- Directed by: Michael Stevantoni
- Written by: Michael Stevantoni and Tim Rousseau
- Based on: Salton Sea by George McCormick
- Produced by: J.J. Englert; Gia Rigoli; Michael Stevantoni;
- Starring: Joel Bissonnette; Keylor Leigh; Olivia May;
- Cinematography: Thomas Taugher
- Edited by: Mac Nelsen
- Music by: Daniel McClure
- Production company: Colab Studios
- Release dates: November 11, 2018 (Blowup Arthouse Film Festival); July 1, 2019 (streaming and Blu-ray);
- Running time: 80 minutes
- Country: United States
- Language: English

= Salton Sea (2018 film) =

2018 film by Michael Stevantoni

Salton Sea (also known as Desert Shores) is a 2018 American independent film directed by Michael Stevantoni and based on George McCormick's 2012 short story collection Salton Sea. The film was shot at the Salton Sea, and the town Desert Shores, California.

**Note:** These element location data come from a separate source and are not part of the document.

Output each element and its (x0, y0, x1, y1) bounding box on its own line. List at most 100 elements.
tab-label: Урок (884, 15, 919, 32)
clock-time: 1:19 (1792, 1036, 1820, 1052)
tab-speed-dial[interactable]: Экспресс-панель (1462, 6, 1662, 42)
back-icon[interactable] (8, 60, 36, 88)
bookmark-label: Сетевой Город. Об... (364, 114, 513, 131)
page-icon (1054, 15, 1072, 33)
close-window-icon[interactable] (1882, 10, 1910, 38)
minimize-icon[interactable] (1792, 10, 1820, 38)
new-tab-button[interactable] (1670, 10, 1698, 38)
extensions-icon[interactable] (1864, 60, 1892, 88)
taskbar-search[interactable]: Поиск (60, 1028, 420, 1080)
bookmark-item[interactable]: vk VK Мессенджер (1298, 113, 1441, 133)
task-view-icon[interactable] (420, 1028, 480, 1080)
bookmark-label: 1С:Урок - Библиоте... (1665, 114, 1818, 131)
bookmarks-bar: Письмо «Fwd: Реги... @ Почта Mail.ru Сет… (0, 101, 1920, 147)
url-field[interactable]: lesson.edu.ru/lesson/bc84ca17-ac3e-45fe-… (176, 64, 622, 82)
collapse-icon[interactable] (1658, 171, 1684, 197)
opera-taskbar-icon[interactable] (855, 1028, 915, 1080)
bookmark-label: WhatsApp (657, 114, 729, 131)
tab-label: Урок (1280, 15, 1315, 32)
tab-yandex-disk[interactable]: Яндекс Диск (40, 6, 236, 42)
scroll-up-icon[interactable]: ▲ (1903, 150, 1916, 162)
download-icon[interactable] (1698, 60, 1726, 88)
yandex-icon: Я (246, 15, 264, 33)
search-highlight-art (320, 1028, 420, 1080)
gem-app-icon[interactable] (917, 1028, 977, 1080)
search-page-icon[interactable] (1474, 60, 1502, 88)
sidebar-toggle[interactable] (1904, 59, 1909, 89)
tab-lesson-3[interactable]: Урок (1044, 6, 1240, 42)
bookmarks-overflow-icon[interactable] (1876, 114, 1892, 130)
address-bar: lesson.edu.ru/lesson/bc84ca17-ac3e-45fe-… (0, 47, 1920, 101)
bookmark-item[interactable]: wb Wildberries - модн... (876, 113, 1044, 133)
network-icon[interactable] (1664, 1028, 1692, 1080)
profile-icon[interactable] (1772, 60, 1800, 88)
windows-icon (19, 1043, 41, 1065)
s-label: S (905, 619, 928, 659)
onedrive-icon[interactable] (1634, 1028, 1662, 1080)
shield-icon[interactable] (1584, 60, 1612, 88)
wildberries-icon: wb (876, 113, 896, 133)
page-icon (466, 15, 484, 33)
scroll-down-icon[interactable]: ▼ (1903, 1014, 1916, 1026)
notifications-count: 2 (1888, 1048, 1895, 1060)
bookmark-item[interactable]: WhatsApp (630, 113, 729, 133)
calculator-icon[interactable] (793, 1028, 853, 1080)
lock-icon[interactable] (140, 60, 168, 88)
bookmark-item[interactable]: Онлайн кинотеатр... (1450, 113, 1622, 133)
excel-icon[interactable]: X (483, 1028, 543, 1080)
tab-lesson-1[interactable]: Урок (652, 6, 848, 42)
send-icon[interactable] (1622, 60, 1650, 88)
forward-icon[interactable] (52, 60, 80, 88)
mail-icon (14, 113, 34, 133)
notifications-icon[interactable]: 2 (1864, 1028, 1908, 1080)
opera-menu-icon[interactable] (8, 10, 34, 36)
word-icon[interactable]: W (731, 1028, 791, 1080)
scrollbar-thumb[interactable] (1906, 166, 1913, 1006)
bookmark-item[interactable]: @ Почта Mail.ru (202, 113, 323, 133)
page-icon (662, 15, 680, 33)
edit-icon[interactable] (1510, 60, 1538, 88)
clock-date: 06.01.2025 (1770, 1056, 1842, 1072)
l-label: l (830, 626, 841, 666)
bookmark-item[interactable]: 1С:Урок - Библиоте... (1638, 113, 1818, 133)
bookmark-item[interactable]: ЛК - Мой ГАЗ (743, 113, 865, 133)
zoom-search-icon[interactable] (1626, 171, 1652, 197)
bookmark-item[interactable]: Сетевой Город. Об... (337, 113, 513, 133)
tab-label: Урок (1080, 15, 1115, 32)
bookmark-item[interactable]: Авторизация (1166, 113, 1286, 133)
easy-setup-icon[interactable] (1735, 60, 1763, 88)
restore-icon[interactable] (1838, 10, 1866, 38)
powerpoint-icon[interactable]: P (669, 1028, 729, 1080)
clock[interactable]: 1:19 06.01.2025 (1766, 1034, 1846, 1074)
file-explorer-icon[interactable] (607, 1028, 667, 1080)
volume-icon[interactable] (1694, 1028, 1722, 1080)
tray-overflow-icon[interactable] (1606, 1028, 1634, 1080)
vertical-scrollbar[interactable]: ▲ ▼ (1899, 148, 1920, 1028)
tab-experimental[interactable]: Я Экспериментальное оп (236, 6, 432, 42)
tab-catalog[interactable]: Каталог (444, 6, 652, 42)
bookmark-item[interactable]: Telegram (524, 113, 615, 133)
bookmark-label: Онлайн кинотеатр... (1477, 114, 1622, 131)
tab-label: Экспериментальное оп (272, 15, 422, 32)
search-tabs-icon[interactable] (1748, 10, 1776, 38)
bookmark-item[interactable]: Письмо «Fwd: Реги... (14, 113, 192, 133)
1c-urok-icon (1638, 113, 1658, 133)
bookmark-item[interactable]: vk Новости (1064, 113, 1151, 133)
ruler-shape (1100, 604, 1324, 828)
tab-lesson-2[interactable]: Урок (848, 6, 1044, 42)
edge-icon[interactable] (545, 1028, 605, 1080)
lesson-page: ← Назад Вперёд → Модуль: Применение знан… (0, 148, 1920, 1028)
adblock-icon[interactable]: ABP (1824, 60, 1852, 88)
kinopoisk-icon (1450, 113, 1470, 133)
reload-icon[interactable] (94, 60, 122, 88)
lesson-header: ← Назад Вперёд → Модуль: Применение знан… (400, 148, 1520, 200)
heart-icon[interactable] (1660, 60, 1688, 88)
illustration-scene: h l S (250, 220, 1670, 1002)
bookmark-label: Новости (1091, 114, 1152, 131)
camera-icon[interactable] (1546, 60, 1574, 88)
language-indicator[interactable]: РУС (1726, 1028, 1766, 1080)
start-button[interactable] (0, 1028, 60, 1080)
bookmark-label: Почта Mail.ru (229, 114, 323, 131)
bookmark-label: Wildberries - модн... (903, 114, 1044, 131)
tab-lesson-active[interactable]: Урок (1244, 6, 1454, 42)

The film was released on streaming and Blu-ray by Cinema Epoch on July 1, 2019.

==Synopsis==
Hoping to convince his wife that a promotion across the country could change their lives, Brian takes her on a trip to a faded resort town where they once honeymooned. Here, Brian is forced to examine his own marriage, fears, and integrity.

== Cast ==
- Joel Bissonnette as Brian
- Keylor Leigh as Ramona
- Olivia May as Annie

== Reception ==
The film premiered at the Blow-Up Chicago International Arthouse Film Festival where it won the Stanley Kubrick Award for Best Feature (USA) and Best Actor for Joel Bissonnette. The film also won Best Feature at the Nacogdoches Film Festival and the ABQ Indie Fest, while also receiving nominations at the Milan International Film Festival for Best Movie, Best Actor (Bissonnette) and Best Supporting Actress (Leigh).